Irina Ošleja In Klerkopolis?
Irina Ošleja
In Klerkopolis?
The word “Klerkopolis” combines two words “klerks” and “polis” which translated from Greek means “city”. The word “klerks” [clerk] means office worker, secretary, clerk.
Denotation: an employee of a bureaucratic system of some administrative institution.
The word “clerk” is associated with specific character traits and life style. A doer, a person of a conventional type, his job tasks and duties do not require creative thinking and displaying initiative.
Doesn’t the definition of this concept imply contradiction if transferred to the present time? Everything changes and develops, the same as art, art ideas, and interpretation possibilities of what has been implemented. A clerk, too, may be creative, consequently: is the today’s story about the same old Klerkopolis or about a new one?
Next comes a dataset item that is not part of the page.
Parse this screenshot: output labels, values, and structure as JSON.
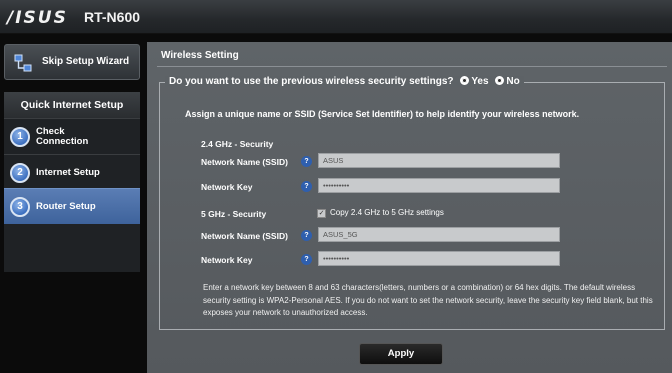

The idea which unites the activities of clerks and administrators in the citadel – a city within a city – is in perfect harmony with the place where the exhibition is held, since the Fortress of Dinaburg is also a city within a city. True, it is not the advancement of a bureaucratic system that occurs here, but rather the development of cultural processes which favorably contrasts with the large-format work by I. Osleja created like a scenography for a performance, and which the exhibition visitors would be able to enjoy in a video format as a nice addition to the exhibition.
The story about Klerkopolis’s guest – a freethinker is, perhaps, the story about one of us who comes, wins and makes us not forget that somebody else will come instead of him, and the circle will close.
Perhaps, the struggle is everlasting as everlasting is the contrast between a creative individual and clerk milieu.